Retatrutide has a halflife of 5 days. Do you notice it? Would twice weekly be better?

Once a week is working for me, I haven't really noticed any kind of wearing off effects.

 

Your thread motivated me to look again for a source. Hope I got real Reta. I have started yesterday with 1mg.

 

1mg at once. Second day constipation.

 

1mg at once. Second day constipation.

Both semaglutide and tirzepatide did that to me, but surprisingly not retatrutide. Hopefully it will pass (no pun intended)

 

Both semaglutide and tirzepatide did that to me, but surprisingly not retatrutide. Hopefully it will pass (no pun intended)
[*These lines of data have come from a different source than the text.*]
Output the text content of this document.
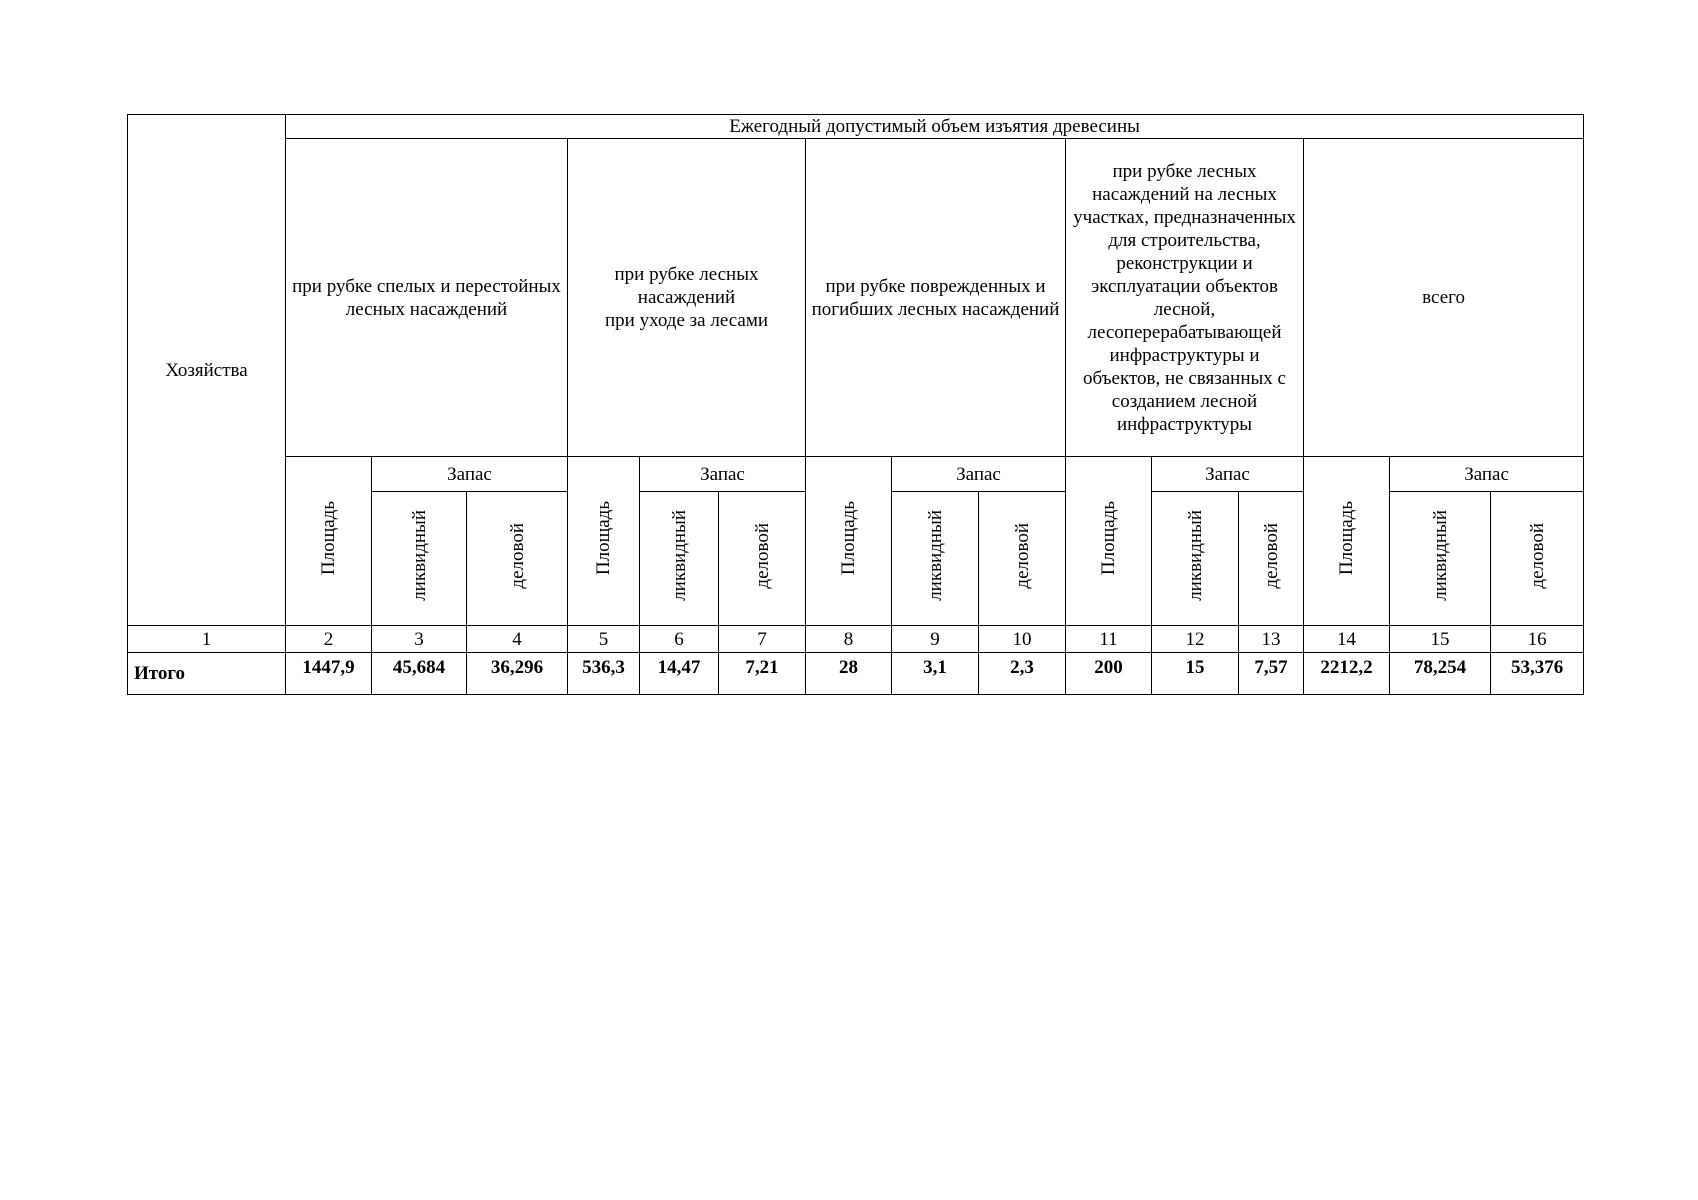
Хозяйства	Ежегодный допустимый объем изъятия древесины														
	при рубке спелых и перестойных лесных насаждений			при рубке лесных насаждений
при уходе за лесами			при рубке поврежденных и погибших лесных насаждений			при рубке лесных насаждений на лесных участках, предназначенных для строительства, реконструкции и эксплуатации объектов лесной, лесоперерабатывающей инфраструктуры и объектов, не связанных с созданием лесной инфраструктуры			всего		
	Площадь	Запас		Площадь	Запас		Площадь	Запас		Площадь	Запас		Площадь	Запас	
		ликвидный	деловой		ликвидный	деловой		ликвидный	деловой		ликвидный	деловой		ликвидный	деловой
1	2	3	4	5	6	7	8	9	10	11	12	13	14	15	16
Итого	1447,9	45,684	36,296	536,3	14,47	7,21	28	3,1	2,3	200	15	7,57	2212,2	78,254	53,376
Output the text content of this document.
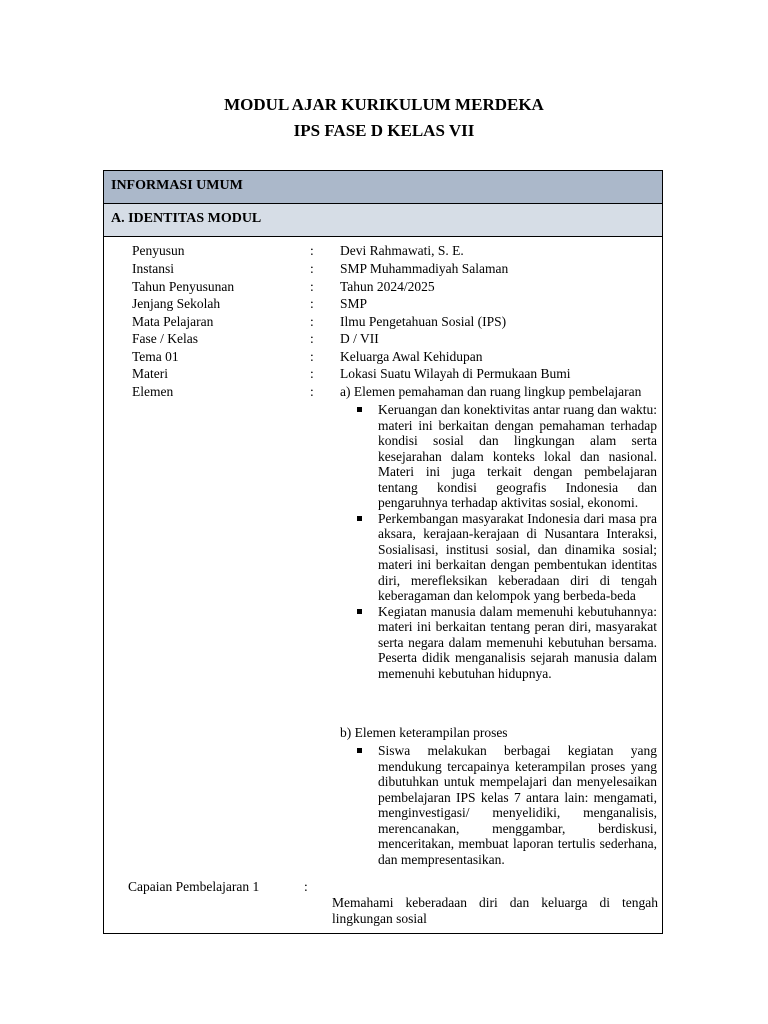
MODUL AJAR KURIKULUM MERDEKA
IPS FASE D KELAS VII
INFORMASI UMUM
A. IDENTITAS MODUL
Penyusun	: Devi Rahmawati, S. E.
Instansi	: SMP Muhammadiyah Salaman
Tahun Penyusunan	: Tahun 2024/2025
Jenjang Sekolah	: SMP
Mata Pelajaran	: Ilmu Pengetahuan Sosial (IPS)
Fase / Kelas	: D / VII
Tema 01	: Keluarga Awal Kehidupan
Materi	: Lokasi Suatu Wilayah di Permukaan Bumi
Elemen	: a) Elemen pemahaman dan ruang lingkup pembelajaran
Keruangan dan konektivitas antar ruang dan waktu: materi ini berkaitan dengan pemahaman terhadap kondisi sosial dan lingkungan alam serta kesejarahan dalam konteks lokal dan nasional. Materi ini juga terkait dengan pembelajaran tentang kondisi geografis Indonesia dan pengaruhnya terhadap aktivitas sosial, ekonomi.
Perkembangan masyarakat Indonesia dari masa pra aksara, kerajaan-kerajaan di Nusantara Interaksi, Sosialisasi, institusi sosial, dan dinamika sosial; materi ini berkaitan dengan pembentukan identitas diri, merefleksikan keberadaan diri di tengah keberagaman dan kelompok yang berbeda-beda
Kegiatan manusia dalam memenuhi kebutuhannya: materi ini berkaitan tentang peran diri, masyarakat serta negara dalam memenuhi kebutuhan bersama. Peserta didik menganalisis sejarah manusia dalam memenuhi kebutuhan hidupnya.
b) Elemen keterampilan proses
Siswa melakukan berbagai kegiatan yang mendukung tercapainya keterampilan proses yang dibutuhkan untuk mempelajari dan menyelesaikan pembelajaran IPS kelas 7 antara lain: mengamati, menginvestigasi/ menyelidiki, menganalisis, merencanakan, menggambar, berdiskusi, menceritakan, membuat laporan tertulis sederhana, dan mempresentasikan.
Capaian Pembelajaran 1	:
Memahami keberadaan diri dan keluarga di tengah lingkungan sosial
I'm sort of a highly sensitive person. So, if someone is in the same boat, better start with 0.5mg.

 

Did you change your nutrition or meal portions?
Do you supplement with carnitine?

 

Did you change your nutrition or meal portions?
Do you supplement with carnitine?

I haven't changed anything nutritionally as I already eat a balanced high protein diet. Portion size is smaller because you get full faster. I would imagine if you were doing Keto the results would be even greater, but I love bread too much to do it for any length of time. I don't eat a lot, but my English Muffin in the morning with coffee is something I am not giving up.

I do supplement with a combo of ALC and ALA, I have been taking that for years.